Mount Meridian is a village in Marion Township, Putnam County, Indiana that was originally called Carthage when it was laid out by William Heavin and Bryce W. Miller in 1833.
It was later renamed so that it had the same name as its post-office.

Primarily on US 40, it is approximately 40 mi west-south-west of Indianapolis and 8 mile south-east of Greencastle.
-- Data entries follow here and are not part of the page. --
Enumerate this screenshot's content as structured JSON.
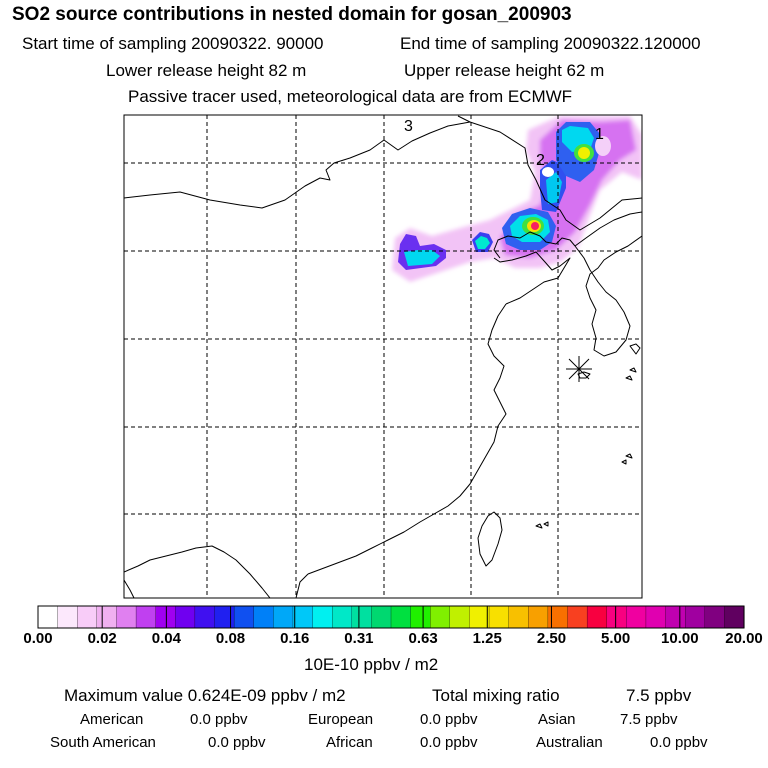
{
  "title": "SO2 source contributions in nested domain for gosan_200903",
  "header": {
    "start_label": "Start time of sampling 20090322. 90000",
    "end_label": "End time of sampling 20090322.120000",
    "lower_label": "Lower release height   82 m",
    "upper_label": "Upper release height   62 m",
    "info": "Passive tracer used, meteorological data are from ECMWF"
  },
  "map": {
    "source_labels": [
      "1",
      "2",
      "3"
    ],
    "receptor": "gosan-receptor-star"
  },
  "colorbar": {
    "ticks": [
      "0.00",
      "0.02",
      "0.04",
      "0.08",
      "0.16",
      "0.31",
      "0.63",
      "1.25",
      "2.50",
      "5.00",
      "10.00",
      "20.00"
    ],
    "unit": "10E-10 ppbv / m2",
    "colors": [
      "#ffffff",
      "#fce8fc",
      "#f8ccf8",
      "#f0b0f0",
      "#e080f0",
      "#c040f0",
      "#a000f0",
      "#7000f0",
      "#4010f0",
      "#2020f0",
      "#1050f0",
      "#0080f8",
      "#00a8f8",
      "#00c8f8",
      "#00f0f0",
      "#00e8c8",
      "#00e0a0",
      "#00d870",
      "#00e040",
      "#20f000",
      "#80f000",
      "#c0f000",
      "#f0f000",
      "#f8e000",
      "#f8c000",
      "#f8a000",
      "#f87000",
      "#f84020",
      "#f80040",
      "#f80080",
      "#f000a0",
      "#e000b0",
      "#c000b0",
      "#a000a0",
      "#800080",
      "#600060"
    ]
  },
  "stats": {
    "max_label": "Maximum value  0.624E-09 ppbv / m2",
    "total_label": "Total mixing ratio",
    "total_value": "7.5 ppbv",
    "american_label": "American",
    "american_value": "0.0 ppbv",
    "european_label": "European",
    "european_value": "0.0 ppbv",
    "asian_label": "Asian",
    "asian_value": "7.5 ppbv",
    "south_american_label": "South American",
    "south_american_value": "0.0 ppbv",
    "african_label": "African",
    "african_value": "0.0 ppbv",
    "australian_label": "Australian",
    "australian_value": "0.0 ppbv"
  }
}
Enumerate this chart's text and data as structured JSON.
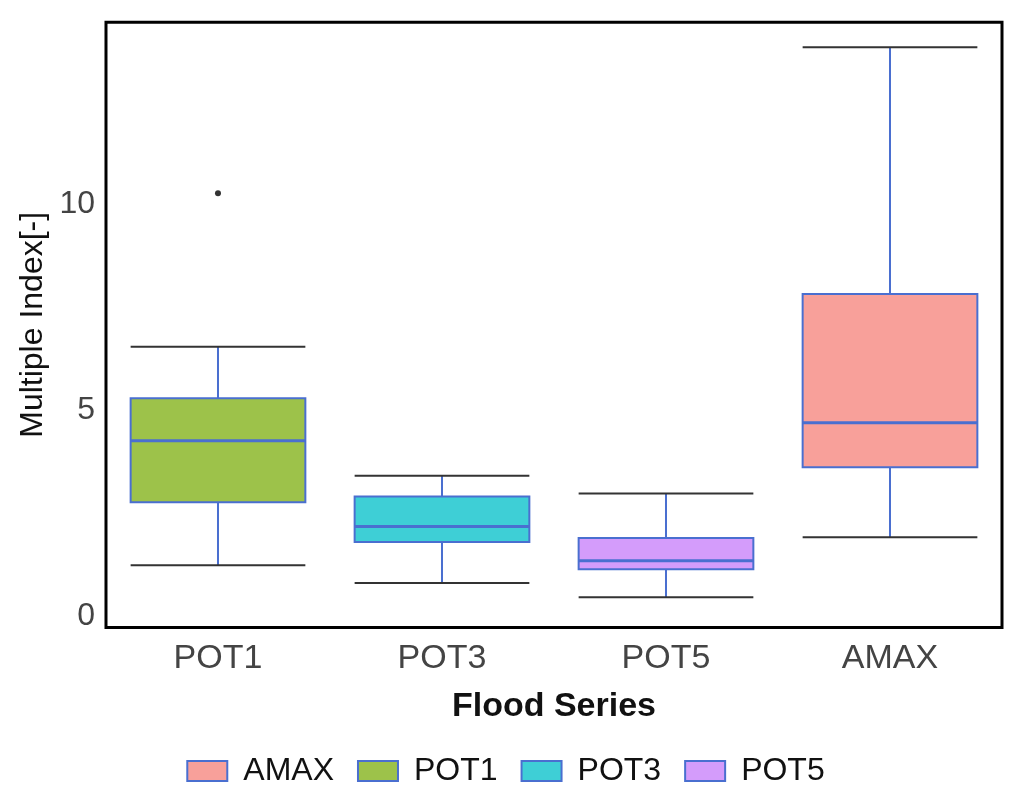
{
  "chart_data": {
    "type": "box",
    "xlabel": "Flood Series",
    "ylabel": "Multiple Index[-]",
    "categories": [
      "POT1",
      "POT3",
      "POT5",
      "AMAX"
    ],
    "ylim": [
      -0.28,
      14.41
    ],
    "yticks": [
      0,
      5,
      10
    ],
    "legend": "bottom",
    "series": [
      {
        "name": "AMAX",
        "color": "#f8a09a",
        "boxes": [
          null,
          null,
          null,
          {
            "low": 1.91,
            "q1": 3.61,
            "median": 4.69,
            "q3": 7.81,
            "high": 13.8
          }
        ]
      },
      {
        "name": "POT1",
        "color": "#9dc24a",
        "boxes": [
          {
            "low": 1.23,
            "q1": 2.76,
            "median": 4.25,
            "q3": 5.28,
            "high": 6.53,
            "outliers": [
              10.26
            ]
          },
          null,
          null,
          null
        ]
      },
      {
        "name": "POT3",
        "color": "#3ecfd6",
        "boxes": [
          null,
          {
            "low": 0.8,
            "q1": 1.79,
            "median": 2.17,
            "q3": 2.9,
            "high": 3.4
          },
          null,
          null
        ]
      },
      {
        "name": "POT5",
        "color": "#d49cfb",
        "boxes": [
          null,
          null,
          {
            "low": 0.45,
            "q1": 1.13,
            "median": 1.34,
            "q3": 1.89,
            "high": 2.97
          },
          null
        ]
      }
    ]
  }
}
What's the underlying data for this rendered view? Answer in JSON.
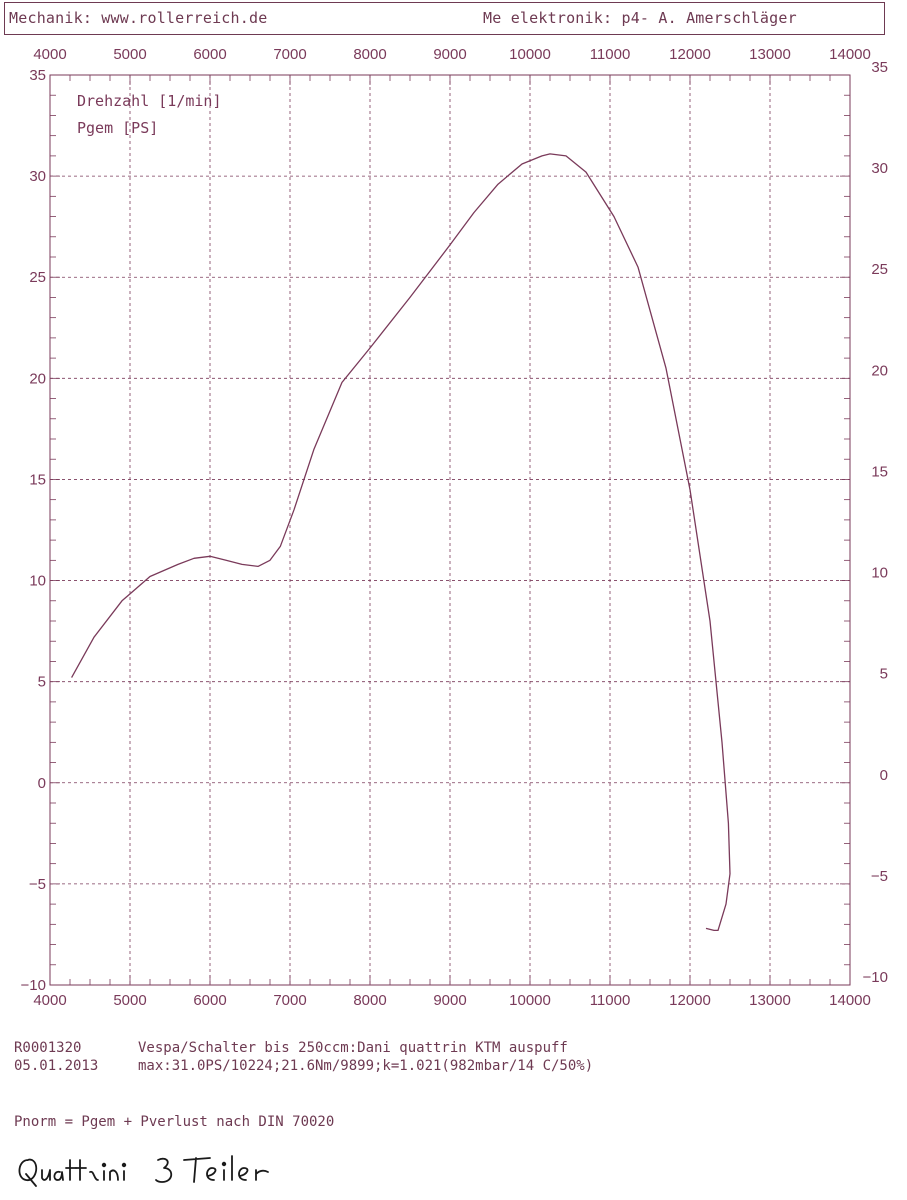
{
  "header": {
    "mechanic": "Mechanik:  www.rollerreich.de",
    "measurement": "Me elektronik: p4- A. Amerschläger"
  },
  "legend": {
    "line1": "Drehzahl [1/min]",
    "line2": "Pgem [PS]"
  },
  "chart_data": {
    "type": "line",
    "xlabel": "Drehzahl [1/min]",
    "ylabel": "Pgem [PS]",
    "xlim": [
      4000,
      14000
    ],
    "ylim": [
      -10,
      35
    ],
    "x_ticks": [
      4000,
      5000,
      6000,
      7000,
      8000,
      9000,
      10000,
      11000,
      12000,
      13000,
      14000
    ],
    "y_ticks_left": [
      "35",
      "30",
      "25",
      "20",
      "15",
      "10",
      "5",
      "0",
      "−5",
      "−10"
    ],
    "y_ticks_right": [
      "35",
      "30",
      "25",
      "20",
      "15",
      "10",
      "5",
      "0",
      "−5",
      "−10"
    ],
    "grid": true,
    "series": [
      {
        "name": "Pgem [PS]",
        "x": [
          4270,
          4550,
          4900,
          5250,
          5600,
          5800,
          6000,
          6200,
          6400,
          6600,
          6750,
          6880,
          7050,
          7300,
          7650,
          8000,
          8500,
          9000,
          9300,
          9600,
          9900,
          10150,
          10250,
          10450,
          10700,
          11050,
          11350,
          11700,
          12000,
          12250,
          12400,
          12480,
          12500,
          12450,
          12350,
          12300,
          12200
        ],
        "y": [
          5.2,
          7.2,
          9.0,
          10.2,
          10.8,
          11.1,
          11.2,
          11.0,
          10.8,
          10.7,
          11.0,
          11.7,
          13.5,
          16.5,
          19.8,
          21.5,
          24.0,
          26.6,
          28.2,
          29.6,
          30.6,
          31.0,
          31.1,
          31.0,
          30.2,
          28.0,
          25.5,
          20.5,
          14.5,
          8.0,
          2.0,
          -2.0,
          -4.5,
          -6.0,
          -7.3,
          -7.3,
          -7.2
        ]
      }
    ],
    "color": "#7a3a5a"
  },
  "footer": {
    "run_id": "R0001320",
    "description": "Vespa/Schalter bis 250ccm:Dani quattrin KTM auspuff",
    "date": "05.01.2013",
    "max_values": "max:31.0PS/10224;21.6Nm/9899;k=1.021(982mbar/14 C/50%)",
    "norm_note": "Pnorm = Pgem + Pverlust nach DIN 70020"
  },
  "handwriting": "Quattrini 3Teiler"
}
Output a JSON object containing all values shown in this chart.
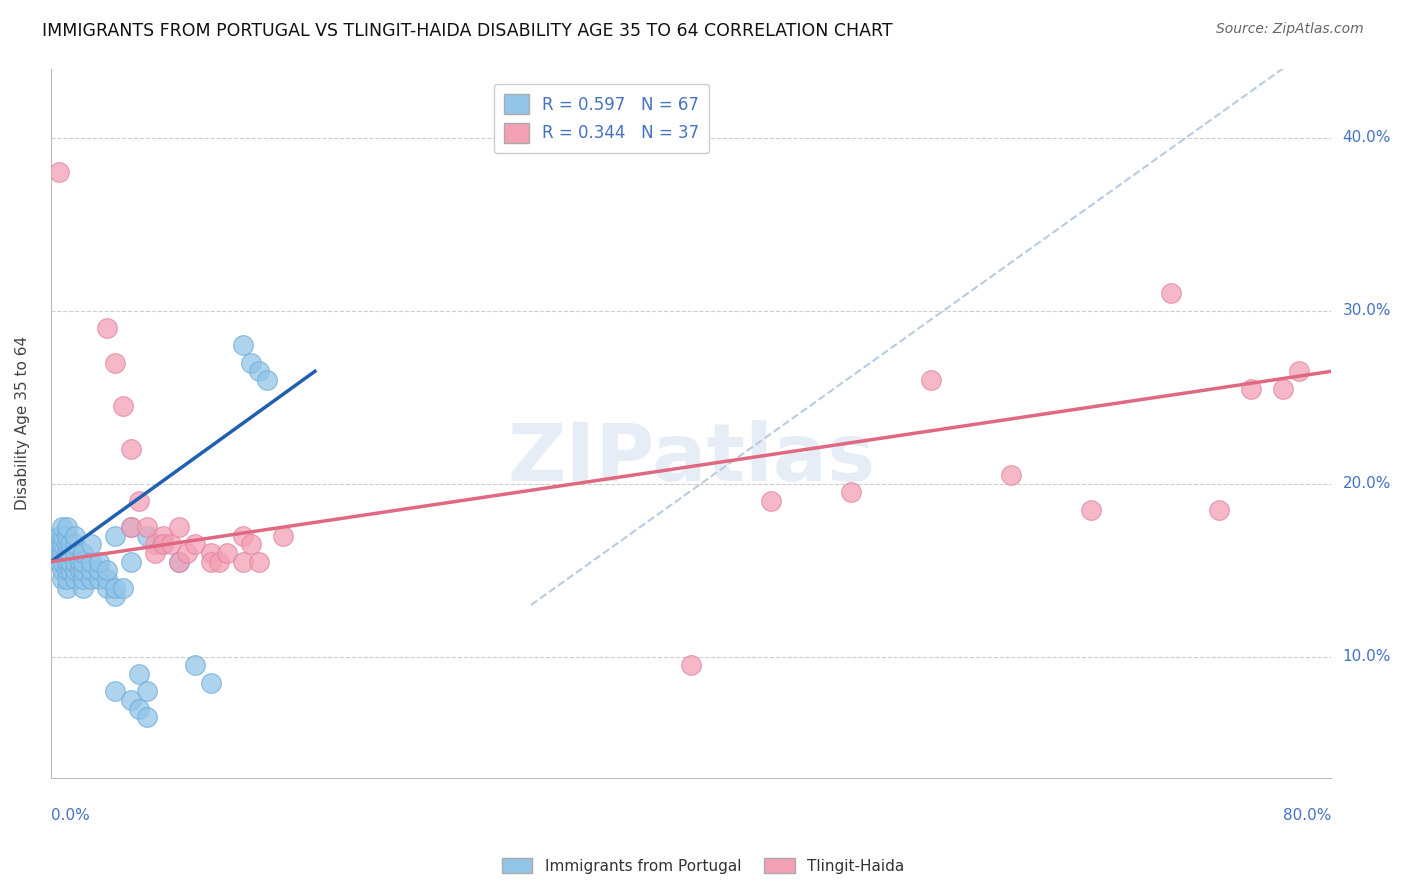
{
  "title": "IMMIGRANTS FROM PORTUGAL VS TLINGIT-HAIDA DISABILITY AGE 35 TO 64 CORRELATION CHART",
  "source": "Source: ZipAtlas.com",
  "ylabel": "Disability Age 35 to 64",
  "ytick_labels": [
    "10.0%",
    "20.0%",
    "30.0%",
    "40.0%"
  ],
  "ytick_values": [
    0.1,
    0.2,
    0.3,
    0.4
  ],
  "xlim": [
    0.0,
    0.8
  ],
  "ylim": [
    0.03,
    0.44
  ],
  "blue_color": "#92C5E8",
  "pink_color": "#F4A0B5",
  "line_blue": "#2060B0",
  "line_pink": "#E06880",
  "line_dashed_color": "#B8CCE0",
  "watermark": "ZIPatlas",
  "blue_scatter": [
    [
      0.005,
      0.155
    ],
    [
      0.005,
      0.16
    ],
    [
      0.005,
      0.165
    ],
    [
      0.005,
      0.17
    ],
    [
      0.007,
      0.145
    ],
    [
      0.007,
      0.15
    ],
    [
      0.007,
      0.155
    ],
    [
      0.007,
      0.16
    ],
    [
      0.007,
      0.165
    ],
    [
      0.007,
      0.17
    ],
    [
      0.007,
      0.175
    ],
    [
      0.01,
      0.14
    ],
    [
      0.01,
      0.145
    ],
    [
      0.01,
      0.15
    ],
    [
      0.01,
      0.155
    ],
    [
      0.01,
      0.16
    ],
    [
      0.01,
      0.165
    ],
    [
      0.01,
      0.17
    ],
    [
      0.01,
      0.175
    ],
    [
      0.012,
      0.15
    ],
    [
      0.012,
      0.155
    ],
    [
      0.012,
      0.16
    ],
    [
      0.012,
      0.165
    ],
    [
      0.015,
      0.145
    ],
    [
      0.015,
      0.15
    ],
    [
      0.015,
      0.155
    ],
    [
      0.015,
      0.16
    ],
    [
      0.015,
      0.165
    ],
    [
      0.015,
      0.17
    ],
    [
      0.018,
      0.15
    ],
    [
      0.018,
      0.155
    ],
    [
      0.02,
      0.14
    ],
    [
      0.02,
      0.145
    ],
    [
      0.02,
      0.15
    ],
    [
      0.02,
      0.155
    ],
    [
      0.02,
      0.16
    ],
    [
      0.025,
      0.145
    ],
    [
      0.025,
      0.15
    ],
    [
      0.025,
      0.155
    ],
    [
      0.025,
      0.165
    ],
    [
      0.03,
      0.145
    ],
    [
      0.03,
      0.15
    ],
    [
      0.03,
      0.155
    ],
    [
      0.035,
      0.14
    ],
    [
      0.035,
      0.145
    ],
    [
      0.035,
      0.15
    ],
    [
      0.04,
      0.135
    ],
    [
      0.04,
      0.14
    ],
    [
      0.04,
      0.17
    ],
    [
      0.045,
      0.14
    ],
    [
      0.05,
      0.155
    ],
    [
      0.05,
      0.175
    ],
    [
      0.055,
      0.09
    ],
    [
      0.06,
      0.08
    ],
    [
      0.06,
      0.17
    ],
    [
      0.07,
      0.165
    ],
    [
      0.08,
      0.155
    ],
    [
      0.09,
      0.095
    ],
    [
      0.1,
      0.085
    ],
    [
      0.12,
      0.28
    ],
    [
      0.125,
      0.27
    ],
    [
      0.13,
      0.265
    ],
    [
      0.135,
      0.26
    ],
    [
      0.04,
      0.08
    ],
    [
      0.05,
      0.075
    ],
    [
      0.055,
      0.07
    ],
    [
      0.06,
      0.065
    ]
  ],
  "pink_scatter": [
    [
      0.005,
      0.38
    ],
    [
      0.035,
      0.29
    ],
    [
      0.04,
      0.27
    ],
    [
      0.045,
      0.245
    ],
    [
      0.05,
      0.22
    ],
    [
      0.05,
      0.175
    ],
    [
      0.055,
      0.19
    ],
    [
      0.06,
      0.175
    ],
    [
      0.065,
      0.165
    ],
    [
      0.065,
      0.16
    ],
    [
      0.07,
      0.17
    ],
    [
      0.07,
      0.165
    ],
    [
      0.075,
      0.165
    ],
    [
      0.08,
      0.155
    ],
    [
      0.08,
      0.175
    ],
    [
      0.085,
      0.16
    ],
    [
      0.09,
      0.165
    ],
    [
      0.1,
      0.16
    ],
    [
      0.1,
      0.155
    ],
    [
      0.105,
      0.155
    ],
    [
      0.11,
      0.16
    ],
    [
      0.12,
      0.17
    ],
    [
      0.12,
      0.155
    ],
    [
      0.125,
      0.165
    ],
    [
      0.13,
      0.155
    ],
    [
      0.145,
      0.17
    ],
    [
      0.4,
      0.095
    ],
    [
      0.45,
      0.19
    ],
    [
      0.5,
      0.195
    ],
    [
      0.55,
      0.26
    ],
    [
      0.6,
      0.205
    ],
    [
      0.65,
      0.185
    ],
    [
      0.7,
      0.31
    ],
    [
      0.73,
      0.185
    ],
    [
      0.75,
      0.255
    ],
    [
      0.77,
      0.255
    ],
    [
      0.78,
      0.265
    ]
  ],
  "blue_line_x": [
    0.0,
    0.165
  ],
  "blue_line_y": [
    0.155,
    0.265
  ],
  "pink_line_x": [
    0.0,
    0.8
  ],
  "pink_line_y": [
    0.155,
    0.265
  ],
  "dashed_line_x": [
    0.3,
    0.8
  ],
  "dashed_line_y": [
    0.13,
    0.46
  ]
}
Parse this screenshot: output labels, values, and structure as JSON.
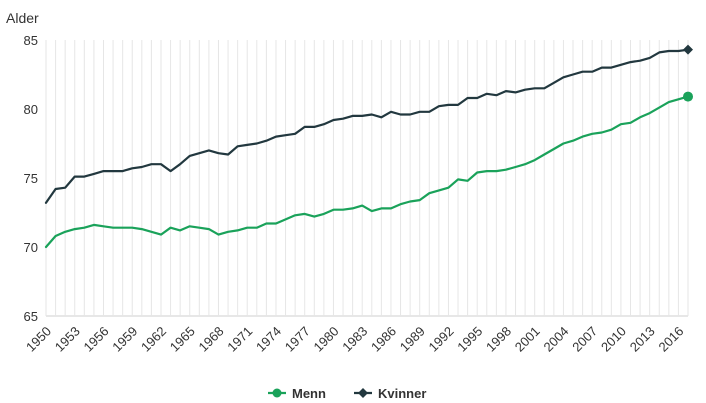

A post office called Mount Meridian was established in 1835, and remained in operation until it was discontinued in 1905.

== Hurst Brothers ==
In the late 19th century, the Hurst Brothers general merchants was run by Squire J. Hurst and his brother.
Squire Hurst had gone to Mount Meridian in 1885, having been a farmer in Greencastle and Warren Townships.
His older brother William Hurst had bought and shipped livestock until 1880.
Alongside the mercantile partnership, Squire owned a 115 acre farm in Greencastle Township; whilst William was also a postmaster in Mount Meridian, and owned a 121 acre farm in Greencastle and Warren Townships.
==The Half Way House==
The Half Way House was originally built in 1826 by William Heavin Such people as Henry Ward Beecher and Abraham Lincoln spent the night there.